Oatmeal makes one of the greatest breakfasts particularly because of how cheap and easy it is, and yet, how delicious it can be, when you get creative with it. Many people will have tried oatmeal without adding much to it, and therefore think that it’s bland; however, you really have to see oatmeal much as you might flour, it’s the base upon which something great can be concocted. Again, this is a highly customizable recipe, but here are my suggestions:
- 1 cups oats
- 2 cups water
- 1 or 2 pats of butter
- 2 tablespoons seeds (hemp or flax are great, or a mix)
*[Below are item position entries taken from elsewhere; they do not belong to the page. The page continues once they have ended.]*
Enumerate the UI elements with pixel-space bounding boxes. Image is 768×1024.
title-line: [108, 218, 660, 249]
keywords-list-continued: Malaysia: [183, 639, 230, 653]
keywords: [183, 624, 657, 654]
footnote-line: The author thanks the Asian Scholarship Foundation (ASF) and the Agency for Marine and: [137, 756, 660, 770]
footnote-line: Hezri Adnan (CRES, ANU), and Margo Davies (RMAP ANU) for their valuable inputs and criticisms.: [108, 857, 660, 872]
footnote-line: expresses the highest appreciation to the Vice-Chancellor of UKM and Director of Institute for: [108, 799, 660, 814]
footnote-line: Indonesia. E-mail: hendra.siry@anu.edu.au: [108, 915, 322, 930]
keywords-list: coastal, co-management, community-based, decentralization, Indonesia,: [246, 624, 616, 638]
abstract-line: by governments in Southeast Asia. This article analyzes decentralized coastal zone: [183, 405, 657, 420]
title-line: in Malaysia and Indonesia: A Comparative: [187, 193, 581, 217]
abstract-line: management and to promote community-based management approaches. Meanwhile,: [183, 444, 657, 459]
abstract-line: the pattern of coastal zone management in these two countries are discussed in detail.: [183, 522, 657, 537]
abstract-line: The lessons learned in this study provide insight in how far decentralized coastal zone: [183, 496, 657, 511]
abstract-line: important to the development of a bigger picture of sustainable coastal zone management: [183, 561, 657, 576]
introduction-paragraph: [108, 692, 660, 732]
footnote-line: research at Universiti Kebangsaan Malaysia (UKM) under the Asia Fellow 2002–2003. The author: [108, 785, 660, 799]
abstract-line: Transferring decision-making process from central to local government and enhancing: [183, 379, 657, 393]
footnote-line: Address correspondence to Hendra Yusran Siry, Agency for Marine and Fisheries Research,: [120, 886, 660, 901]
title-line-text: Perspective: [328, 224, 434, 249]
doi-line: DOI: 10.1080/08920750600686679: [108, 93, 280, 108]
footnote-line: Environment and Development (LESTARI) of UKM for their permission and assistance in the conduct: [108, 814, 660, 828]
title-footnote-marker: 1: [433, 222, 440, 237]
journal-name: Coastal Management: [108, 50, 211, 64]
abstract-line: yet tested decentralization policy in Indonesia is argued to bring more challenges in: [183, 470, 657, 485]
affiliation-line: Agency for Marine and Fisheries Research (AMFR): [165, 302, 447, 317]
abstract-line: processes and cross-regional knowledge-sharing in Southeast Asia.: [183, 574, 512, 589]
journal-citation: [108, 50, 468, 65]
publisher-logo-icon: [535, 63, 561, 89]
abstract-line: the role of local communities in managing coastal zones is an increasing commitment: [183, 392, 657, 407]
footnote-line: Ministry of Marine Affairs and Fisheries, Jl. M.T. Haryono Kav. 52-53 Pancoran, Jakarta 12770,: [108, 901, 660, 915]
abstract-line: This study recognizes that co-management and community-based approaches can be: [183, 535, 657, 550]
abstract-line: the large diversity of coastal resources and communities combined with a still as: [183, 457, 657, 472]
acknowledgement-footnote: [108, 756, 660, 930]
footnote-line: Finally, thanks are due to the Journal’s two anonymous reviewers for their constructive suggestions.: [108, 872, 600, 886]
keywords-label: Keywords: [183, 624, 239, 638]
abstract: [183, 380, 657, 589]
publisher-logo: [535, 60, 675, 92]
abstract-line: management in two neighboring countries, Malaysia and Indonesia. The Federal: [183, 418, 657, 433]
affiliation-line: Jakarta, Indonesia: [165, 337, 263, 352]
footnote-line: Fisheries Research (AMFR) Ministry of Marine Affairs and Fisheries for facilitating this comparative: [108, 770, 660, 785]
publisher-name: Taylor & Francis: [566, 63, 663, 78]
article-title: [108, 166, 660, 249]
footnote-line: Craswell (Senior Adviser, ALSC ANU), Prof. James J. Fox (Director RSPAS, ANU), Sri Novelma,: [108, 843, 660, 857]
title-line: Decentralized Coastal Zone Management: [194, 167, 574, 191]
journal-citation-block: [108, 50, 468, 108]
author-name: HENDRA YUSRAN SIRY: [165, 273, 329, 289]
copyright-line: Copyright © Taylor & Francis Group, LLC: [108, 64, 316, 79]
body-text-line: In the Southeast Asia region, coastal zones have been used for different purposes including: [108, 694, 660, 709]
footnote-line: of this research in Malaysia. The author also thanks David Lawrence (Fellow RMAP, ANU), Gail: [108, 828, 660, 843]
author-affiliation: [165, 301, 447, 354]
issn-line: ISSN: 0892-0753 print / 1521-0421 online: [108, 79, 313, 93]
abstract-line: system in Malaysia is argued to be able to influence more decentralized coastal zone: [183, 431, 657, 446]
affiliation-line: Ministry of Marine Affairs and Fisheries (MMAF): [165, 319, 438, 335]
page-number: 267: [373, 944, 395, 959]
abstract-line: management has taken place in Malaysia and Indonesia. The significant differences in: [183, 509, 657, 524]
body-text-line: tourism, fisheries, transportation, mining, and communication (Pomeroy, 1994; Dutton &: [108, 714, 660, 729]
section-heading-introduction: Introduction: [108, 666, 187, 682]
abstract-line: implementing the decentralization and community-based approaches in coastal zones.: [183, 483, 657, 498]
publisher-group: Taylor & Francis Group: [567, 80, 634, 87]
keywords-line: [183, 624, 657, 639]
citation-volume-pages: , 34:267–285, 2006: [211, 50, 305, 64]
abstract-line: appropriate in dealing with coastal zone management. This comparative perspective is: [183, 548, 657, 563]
- ¼ teaspoon ground cloves
- ¼ teaspoon ground nutmeg
- ½ teaspoon ground cinnamon
- ¼ teaspoon allspice
- OR 1 heaping spoonful of peanut butter or almond butter
- 2 tablespoons maple syrup or brown sugar
- 1 medium apple sliced or diced, a handful of blueberries, or similar amount of fruit of your choosing
- Pinch of salt
There are two ways I like to make this recipe, either with peanut/almond butter, or with all the spices you see listed above. The spice version goes well with maple syrup, while the nutbutter version is best with brown sugar, but any combination is delicious, really. You can also up-level this dish by cooking the fruit on medium heat in butter in a separate pan, and then drizzling it on top of the finished oatmeal mixture. The rest is pretty self-explanatory, you get the oats and water cooking, add the various other ingredients, stir, and cook until it’s the consistency you like!
One of the things I love about chili is that almost all of it comes in a can. While you’ll want to cook the onions and meat/protein first before adding the other canned ingredients, it’s still incredibly easy to make, and only tastes better with time.
- 3 cans beans (I like to do 1 can each, of 3 different kinds)
- 4 small cans or 1 large can of Rotel tomatoes
- 1 large or 2 small yellow or white onions, chunked or diced
- 3 lbs ground beef, or equivalent substitute protein (I like portabella mushrooms, quartered for a veg option)
- 1 packet of McCormick or Williams chili seasoning mix
- Some extra cumin and garlic (diced or dried)
As mentioned before, just saute the onions and protein in oil until browned, add the spice mix, and then start pouring in cans of beans and tomatoes. Allow to simmer for a while, and you’ll have a flavorful and incredibly easy meal with plenty of protein and starches to keep you going throughout the day.
I hope you’ve enjoyed these campervan cooking ideas, and that you’ll make at least one of them on your next Winter van camping adventure!